“War and Peace” Book Note (continued)

Tolstoy agonized about the human condition and the universal prospect of mortality as obsessively as anyone. Pierre Bezuhov, a principal character in War and Peace, may be the author’s avatar in that respect. A physically massive, naive, impulsive, good-hearted,, unpretentious young fellow who inherited a great deal of money, Pierre goes through stages of trying to figure out how to deal with life: seeking release from anxiety in “philanthropy, dissipation, freemasonry, heroic feats of self-sacrifice, romantic love, and the ‘path of thought.’” It takes being captured by the French, incarcerated in miserable circumstances, witnessing an execution and almost being executed himself for Pierre to appreciate the empowering benefit of simple goodness, though that alone doesn’t quite do it.
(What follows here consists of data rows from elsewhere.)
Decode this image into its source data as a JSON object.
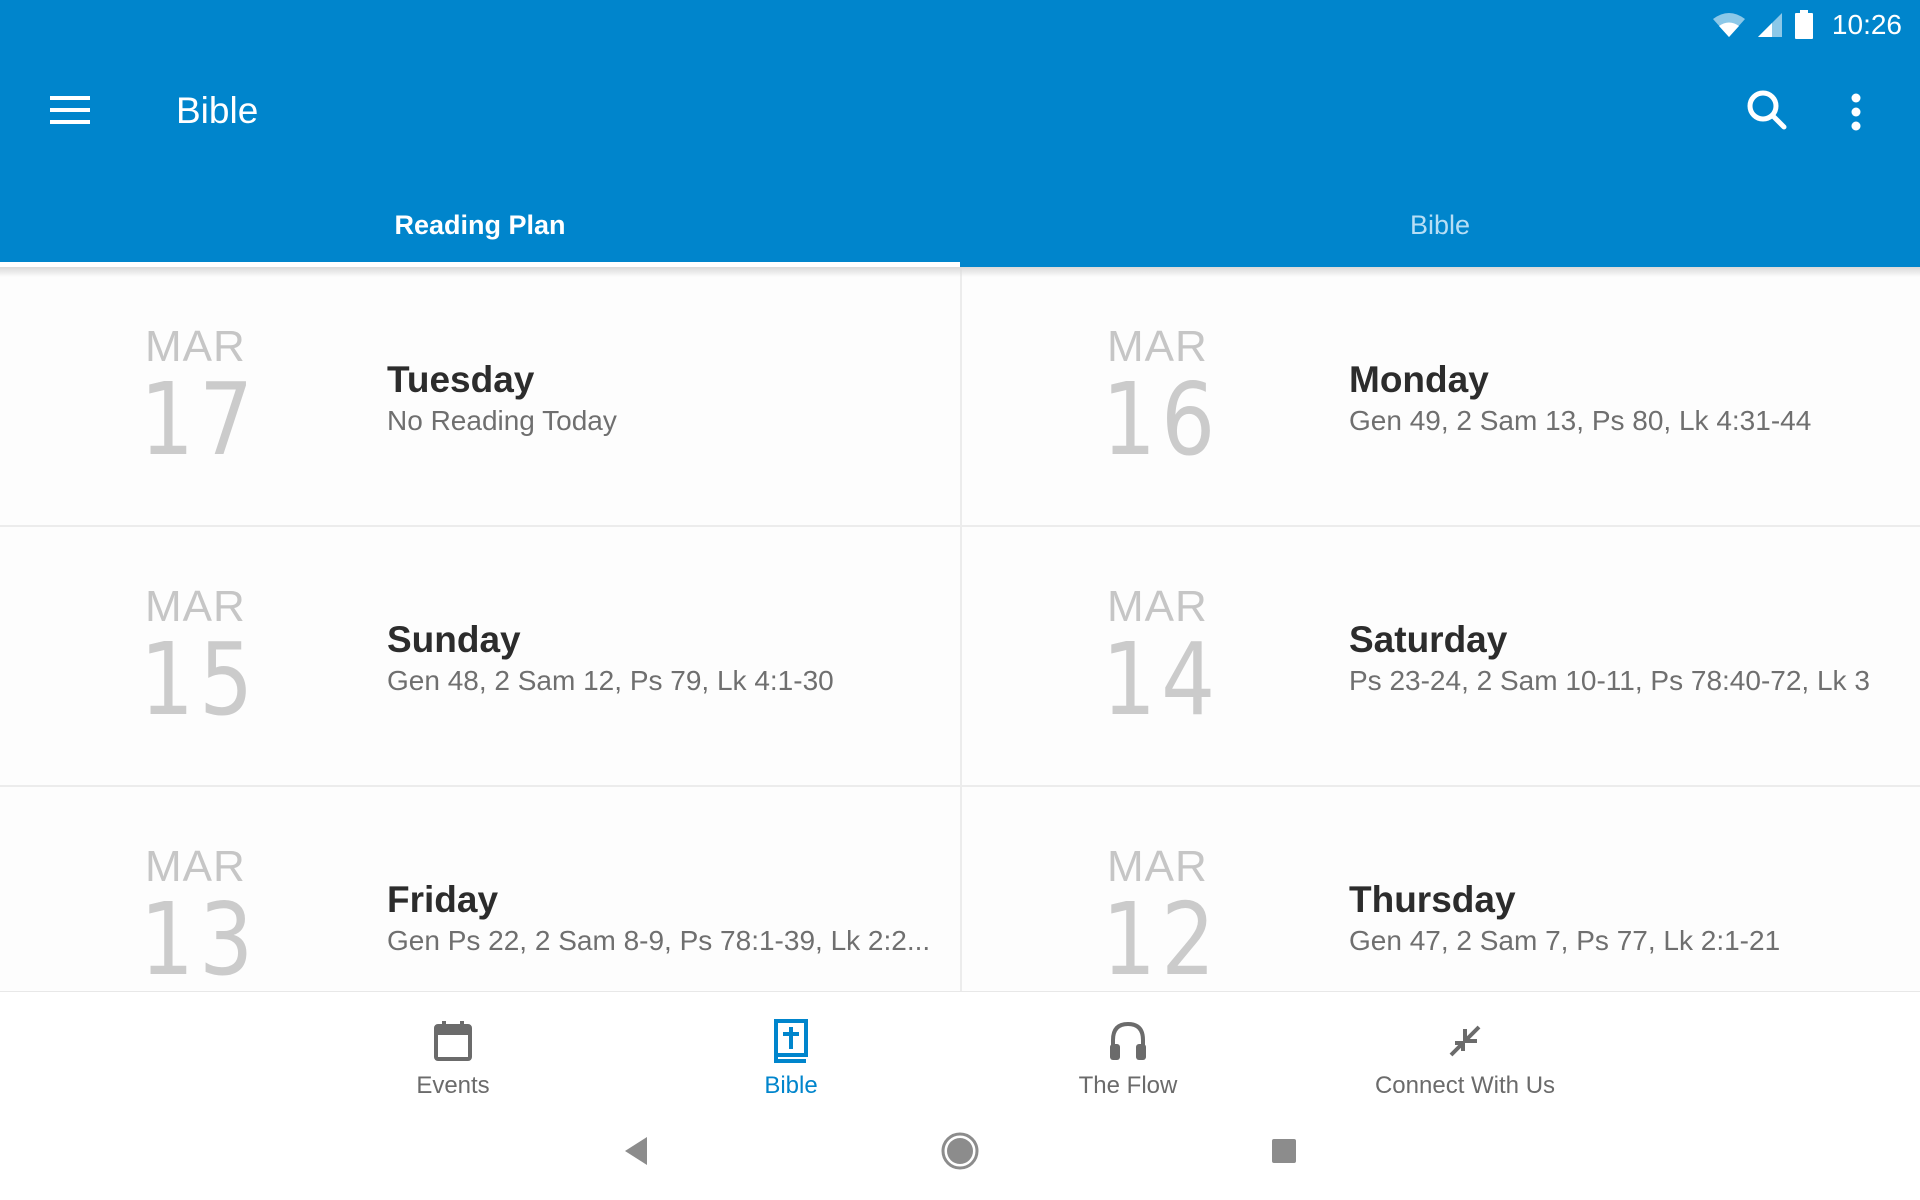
{
  "status_bar": {
    "time": "10:26",
    "icons": [
      "wifi-icon",
      "cell-signal-icon",
      "battery-icon"
    ]
  },
  "app_bar": {
    "title": "Bible",
    "menu_icon": "hamburger-menu-icon",
    "actions": [
      "search-icon",
      "more-vert-icon"
    ]
  },
  "tabs": [
    {
      "label": "Reading Plan",
      "selected": true
    },
    {
      "label": "Bible",
      "selected": false
    }
  ],
  "reading_plan": [
    {
      "month": "MAR",
      "day": "17",
      "weekday": "Tuesday",
      "reading": "No Reading Today"
    },
    {
      "month": "MAR",
      "day": "16",
      "weekday": "Monday",
      "reading": "Gen 49, 2 Sam 13, Ps 80, Lk 4:31-44"
    },
    {
      "month": "MAR",
      "day": "15",
      "weekday": "Sunday",
      "reading": "Gen 48, 2 Sam 12, Ps 79, Lk 4:1-30"
    },
    {
      "month": "MAR",
      "day": "14",
      "weekday": "Saturday",
      "reading": "Ps 23-24, 2 Sam 10-11, Ps 78:40-72, Lk 3"
    },
    {
      "month": "MAR",
      "day": "13",
      "weekday": "Friday",
      "reading": "Gen Ps 22, 2 Sam 8-9, Ps 78:1-39, Lk 2:2..."
    },
    {
      "month": "MAR",
      "day": "12",
      "weekday": "Thursday",
      "reading": "Gen 47, 2 Sam 7, Ps 77, Lk 2:1-21"
    }
  ],
  "bottom_nav": [
    {
      "label": "Events",
      "icon": "calendar-icon",
      "active": false
    },
    {
      "label": "Bible",
      "icon": "bible-book-icon",
      "active": true
    },
    {
      "label": "The Flow",
      "icon": "headphones-icon",
      "active": false
    },
    {
      "label": "Connect With Us",
      "icon": "connect-arrows-icon",
      "active": false
    }
  ],
  "system_nav": [
    "back-icon",
    "home-icon",
    "recents-icon"
  ],
  "colors": {
    "primary": "#0085cc",
    "tab_inactive": "#b7def5",
    "text_dark": "#2c2c2c",
    "text_muted": "#6f6f6f",
    "date_gray": "#c6c6c6",
    "nav_gray": "#6b6b6b"
  }
}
In his last appearance in the book, he is trying to organize societies or movements that seem to be more than anything else a continuing quest for psychic self-satisfaction.

Tolstoy’s search for a way of dealing with the human condition is also instantiated in the life and death of another major character, Prince Andrei Bolkonsky, who cares little about personal or societal benefits and tends toward cynicism, only breaking out of this shell when he is dying, whereupon he transcends his egoism by embracing a doctrine of universal love.